Neither this announcement nor any copy of it may be taken, or transmitted or distributed, directly or indirectly, in or into or distributed to persons in, the United States of America, its territories or possessions or to any US person (within the meaning of Regulation S under the US Securities Act of 1933, as amended). Neither this announcement nor any copy of it may be taken, transmitted or distributed, directly or indirectly, in or into Australia, Canada Japan or the Republic of South Africa.
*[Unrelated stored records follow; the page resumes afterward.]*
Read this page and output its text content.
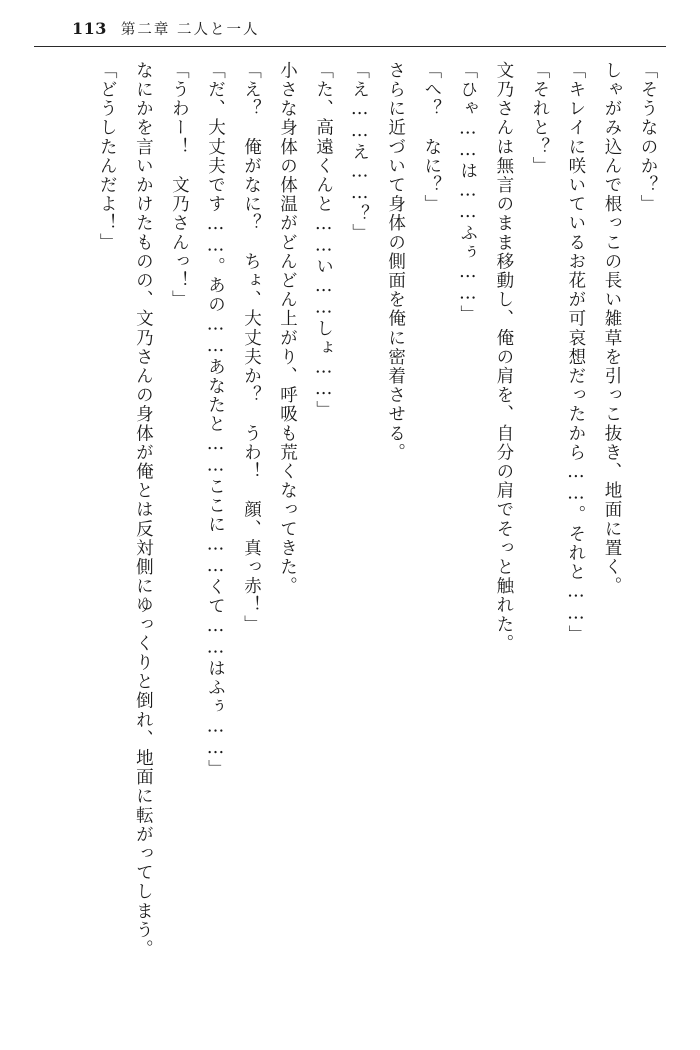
113 第二章 二人と一人

「そうなのか？」

しゃがみ込んで根っこの長い雑草を引っこ抜き、地面に置く。

「キレイに咲いているお花が可哀想だったから……。それと……」

「それと？」

文乃さんは無言のまま移動し、俺の肩を、自分の肩でそっと触れた。

「ひゃ……は……ふぅ……」

「へ？　なに？」

さらに近づいて身体の側面を俺に密着させる。

「え……え……？」

「た、高遠くんと……い……しょ……」

小さな身体の体温がどんどん上がり、呼吸も荒くなってきた。

「え？　俺がなに？　ちょ、大丈夫か？　うわ！　顔、真っ赤！」

「だ、大丈夫です……。あの……あなたと……ここに……くて……はふぅ……」

「うわー！　文乃さんっ！」

なにかを言いかけたものの、文乃さんの身体が俺とは反対側にゆっくりと倒れ、地面に転がってしまう。

「どうしたんだよ！」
Any failure to comply with this restriction may constitute a violation of United States, Australian, Canadian, Japanese or South African securities laws.
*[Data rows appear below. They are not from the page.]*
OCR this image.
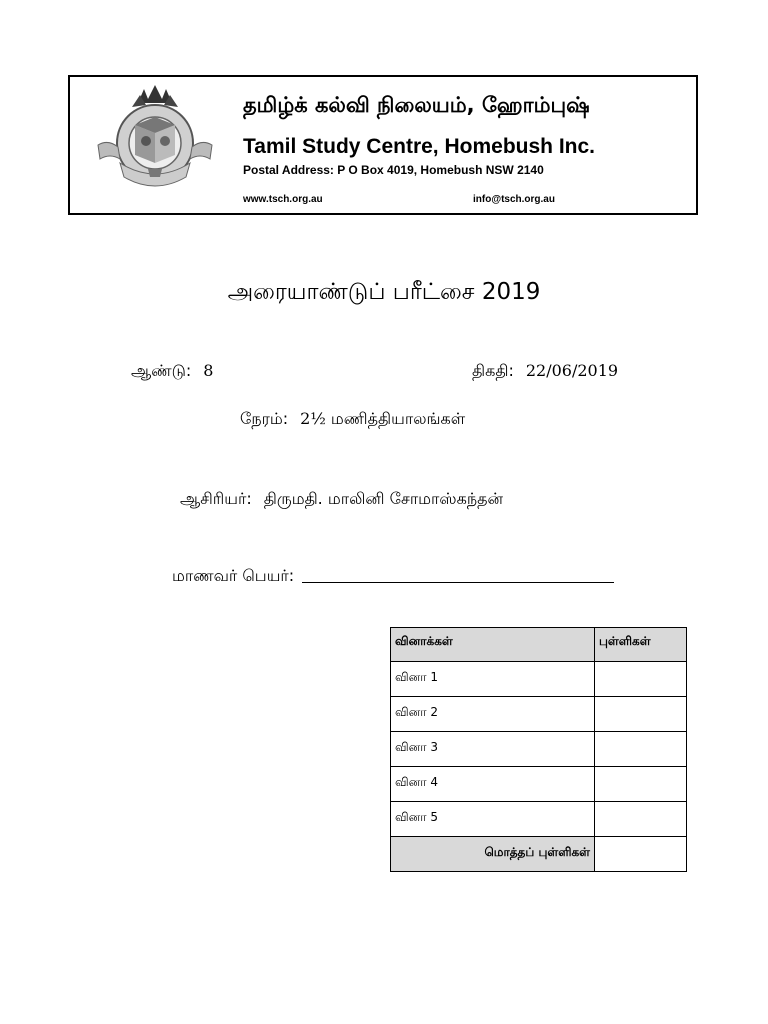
தமிழ்க் கல்வி நிலையம், ஹோம்புஷ்
Tamil Study Centre, Homebush Inc.
Postal Address: P O Box 4019, Homebush NSW 2140
www.tsch.org.au	info@tsch.org.au
அரையாண்டுப் பரீட்சை 2019
ஆண்டு: 8	திகதி: 22/06/2019
நேரம்: 2½ மணித்தியாலங்கள்
ஆசிரியர்: திருமதி. மாலினி சோமாஸ்கந்தன்
மாணவர் பெயர்:
வினாக்கள்	புள்ளிகள்
வினா 1	
வினா 2	
வினா 3	
வினா 4	
வினா 5	
மொத்தப் புள்ளிகள்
The distribution of this announcement in certain other jurisdictions may be restricted by law and persons into whose possession this announcement comes should inform themselves about, and observe, any such restrictions.
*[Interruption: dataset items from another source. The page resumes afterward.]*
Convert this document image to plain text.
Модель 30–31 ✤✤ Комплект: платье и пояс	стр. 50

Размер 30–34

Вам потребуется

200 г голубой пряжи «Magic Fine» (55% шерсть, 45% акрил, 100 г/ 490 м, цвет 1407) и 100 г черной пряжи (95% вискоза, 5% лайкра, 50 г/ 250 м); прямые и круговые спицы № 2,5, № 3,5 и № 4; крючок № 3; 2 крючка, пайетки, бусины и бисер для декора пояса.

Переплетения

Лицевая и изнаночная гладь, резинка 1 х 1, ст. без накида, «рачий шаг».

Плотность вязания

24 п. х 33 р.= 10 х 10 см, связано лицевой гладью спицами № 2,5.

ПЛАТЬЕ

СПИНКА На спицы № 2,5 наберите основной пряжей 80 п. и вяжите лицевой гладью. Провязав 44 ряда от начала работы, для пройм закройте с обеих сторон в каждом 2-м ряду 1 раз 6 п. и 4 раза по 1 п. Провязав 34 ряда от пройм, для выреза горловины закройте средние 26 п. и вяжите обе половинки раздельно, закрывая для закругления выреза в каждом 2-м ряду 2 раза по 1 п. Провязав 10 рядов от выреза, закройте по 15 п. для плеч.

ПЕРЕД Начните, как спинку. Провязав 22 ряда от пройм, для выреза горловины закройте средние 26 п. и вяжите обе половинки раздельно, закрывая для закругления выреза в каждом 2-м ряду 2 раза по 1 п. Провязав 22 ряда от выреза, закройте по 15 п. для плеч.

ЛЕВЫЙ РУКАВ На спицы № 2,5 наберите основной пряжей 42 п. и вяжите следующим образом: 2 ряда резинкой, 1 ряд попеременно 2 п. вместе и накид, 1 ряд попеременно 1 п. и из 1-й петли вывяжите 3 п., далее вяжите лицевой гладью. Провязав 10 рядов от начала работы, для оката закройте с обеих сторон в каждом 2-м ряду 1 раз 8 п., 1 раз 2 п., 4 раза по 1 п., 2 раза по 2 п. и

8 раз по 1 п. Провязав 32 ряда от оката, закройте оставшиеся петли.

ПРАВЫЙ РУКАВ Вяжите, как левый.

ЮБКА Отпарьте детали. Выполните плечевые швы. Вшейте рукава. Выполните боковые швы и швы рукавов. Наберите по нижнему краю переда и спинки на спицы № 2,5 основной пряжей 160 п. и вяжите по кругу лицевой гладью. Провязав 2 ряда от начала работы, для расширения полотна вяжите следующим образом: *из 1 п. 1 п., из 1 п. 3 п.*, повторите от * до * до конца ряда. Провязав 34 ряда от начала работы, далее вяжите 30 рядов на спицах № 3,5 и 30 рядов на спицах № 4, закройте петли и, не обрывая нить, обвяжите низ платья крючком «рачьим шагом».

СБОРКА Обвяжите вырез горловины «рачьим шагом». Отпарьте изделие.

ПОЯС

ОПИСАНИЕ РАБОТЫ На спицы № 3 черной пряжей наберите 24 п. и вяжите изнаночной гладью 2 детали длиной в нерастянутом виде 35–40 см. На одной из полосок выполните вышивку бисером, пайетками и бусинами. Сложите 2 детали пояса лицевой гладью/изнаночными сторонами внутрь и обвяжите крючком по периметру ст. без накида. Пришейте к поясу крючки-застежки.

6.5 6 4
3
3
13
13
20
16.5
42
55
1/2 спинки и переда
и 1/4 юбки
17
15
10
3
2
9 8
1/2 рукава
MEMBERS OF THE GENERAL PUBLIC ARE NOT ELIGIBLE TO TAKE PART IN THE SALE. THIS ANNOUNCEMENT AND ANY OFFER OF SECURITIES TO WHICH IT RELATES ARE ONLY ADDRESSED TO AND DIRECTED AT PERSONS (1) IN MEMBER STATES OF THE EUROPEAN ECONOMIC AREA WHO ARE QUALIFIED INVESTORS WITHIN THE MEANING OF ARTICLE 2(1) (E) OF EU DIRECTIVE 2003/71/EC, AS AMENDED, INCLUDING BY THE 2010 PROSPECTUS DIRECTIVE AMENDING DIRECTIVE 2010/73/EC TO THE EXTENT IMPLEMENTED IN THE RELEVANT MEMBER STATE (THE "PROSPECTUS DIRECTIVE") ("QUALIFIED INVESTORS"); AND (2) IN THE UNITED KINGDOM WHO ARE QUALIFIED INVESTORS AND (A) HAVE PROFESSIONAL EXPERIENCE IN MATTERS RELATING TO INVESTMENTS AND FALL WITHIN ARTICLE 19(5) OF THE FINANCIAL SERVICES AND MARKETS ACT 2000 (FINANCIAL PROMOTION) ORDER 2005, AS AMENDED, (THE "ORDER") OR (B) FALL WITHIN ARTICLE 49(2)(A) TO (D) ("HIGH NET WORTH COMPANIES, UNINCORPORATED ASSOCIATIONS, ETC.") OF THE ORDER OR (C) ARE PERSONS TO WHOM THIS ANNOUNCEMENT AND ANY OFFER OF SECURITIES TO WHICH IT RELATES MAY OTHERWISE LAWFULLY BE COMMUNICATED OR MADE (ALL SUCH PERSONS REFERRED TO IN (1) AND (2) TOGETHER BEING REFERRED TO AS "RELEVANT PERSONS"). THE INFORMATION REGARDING THE SALE SET OUT IN THIS ANNOUNCEMENT MUST NOT BE ACTED ON OR RELIED ON BY PERSONS WHO ARE NOT RELEVANT PERSONS. ANY INVESTMENT OR INVESTMENT ACTIVITY TO WHICH THIS ANNOUNCEMENT RELATES IS AVAILABLE ONLY TO RELEVANT PERSONS AND WILL BE ENGAGED IN ONLY WITH RELEVANT PERSONS.
No prospectus or offering document has been or will be prepared in connection with the Sale. Any investment decision to buy securities in the Sale must be made solely on the basis of publicly available information. Such information is not the responsibility of and has not been independently verified by the Company or by Stifel Nicolaus Europe Limited (trading as Keefe Bruyette & Woods) or any of their respective affiliates.